E desandou. Nem mais quis saber. Qualquer coisa, porém, mudara em sua íntima existência. Porque ele passara a ter facilidades com a bondade, paciência com os meninos, gentileza com os velhos. As mulheres lhe surgiam com nova graça, pareciam feitas de nenhuma matéria. Já não lhe subiam aqueles calores desenfreáticos quando deparava com as belezas delas. E sobretudo, havia uma maior mudança: nunca mais ele teve acesso ao sonho. Ele que era um assíduo sonhador nunca mais voltaria a ter devaneio.
Na seguinte manhã, a mulher lhe desperta com ternura, beijo na fronte. Nunca antes havia sido dedicado tais ternuras. E com a meiguice de um suspiro:
Tinha tantas saudades suas, Adabo!
Ressurge-lhe, enormecida, a dúvida. Estaria mesmo morto, conforme o vaticínio do outro? Seu falecimento estaria vigente e em vigor, sem que ele tivesse sido devidamente notificado? A dúvida lhe escavava fundo.
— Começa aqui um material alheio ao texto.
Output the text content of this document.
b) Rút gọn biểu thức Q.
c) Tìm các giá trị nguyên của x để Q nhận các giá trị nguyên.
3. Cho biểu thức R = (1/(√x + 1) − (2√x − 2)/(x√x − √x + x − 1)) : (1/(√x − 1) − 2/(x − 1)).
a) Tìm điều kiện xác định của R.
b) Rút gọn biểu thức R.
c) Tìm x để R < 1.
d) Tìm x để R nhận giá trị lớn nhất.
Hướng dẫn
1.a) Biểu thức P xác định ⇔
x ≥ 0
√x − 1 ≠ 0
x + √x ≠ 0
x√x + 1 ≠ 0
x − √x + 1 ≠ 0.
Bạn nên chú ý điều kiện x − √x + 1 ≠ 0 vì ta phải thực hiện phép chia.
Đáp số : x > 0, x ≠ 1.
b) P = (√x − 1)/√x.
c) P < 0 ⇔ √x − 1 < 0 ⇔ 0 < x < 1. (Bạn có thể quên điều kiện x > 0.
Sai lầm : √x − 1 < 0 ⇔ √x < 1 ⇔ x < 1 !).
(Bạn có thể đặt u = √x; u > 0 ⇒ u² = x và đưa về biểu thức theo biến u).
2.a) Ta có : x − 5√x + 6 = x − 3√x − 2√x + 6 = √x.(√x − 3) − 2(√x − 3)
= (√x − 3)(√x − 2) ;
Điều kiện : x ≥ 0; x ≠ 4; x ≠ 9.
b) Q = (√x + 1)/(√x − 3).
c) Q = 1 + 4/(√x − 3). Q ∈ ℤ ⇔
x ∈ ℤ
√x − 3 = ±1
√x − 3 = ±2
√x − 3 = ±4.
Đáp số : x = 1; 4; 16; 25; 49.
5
Não mais esperou. Voltou ao consultório do futurista. Chegado lá, estranhou o vazio de gente. Só uma velha galinha se passeava no recinto. Bateu licenças na porta mas ninguém respondeu. Foi entrando na salinha escura. Quando seus olhos se conformavam com as sombras ele notou, abandonadas, as duas cruzinhas de marfim. Se baixou para as apanhar e, assim, posto de cócoras, encostou os marfins sobre as pálpebras. E esperou a chegada de um sinal. Uma voz lhe deu susto:
O senhor quem é?
Sou Adabo, venho ver o adivinho.
Não pode.
Eu pago, adiantado até. Aliás, o adivinho me deve...
Não pode. O mestre já deu falecimento.
Morreu? Quando?
Morrera no dia anterior. Então, o mestre, como o outro lhe chamara, não fora capaz de adivinhar sua própria morte? Adabo fazia gozo. Mas o outro lhe respondeu que os pessoais assuntos escapam aos próprios feiticeiros. Salanje saía, em gravidade: agora, morto o adivinho, como poderia esclarecer o autêntico de sua morte?
Posso levar estas cruzes?
Leva, fica para acerto de seu dinheiro.
E voltou ao caminho, mãos nos bolsos, confirmando os marfins. O poente já se afundava, o naufrágio da luz se espalhando pelo bairro. Foi no curvar da esquina, o susto de um ilegível vulto. Se arrepiou quando reconheceu a voz do adivinhador:
Venho buscar meus marfins.
Ele desembolsou os inutensílios e os estendeu em concha para as mãos do outro. Então, inesperadamente, sentiu as mãos presas, cativas do feiticeiro. Primeiro, resistiu. Depois, experimentando a convicção das outras mãos, foi esvanecendo. O adivinheiro adocicou a voz, em modos de convite:
Vem comigo.
E os dois pelo caminhinho não deixavam nenhuma pegada, fossem pisando não a areia mas o céu.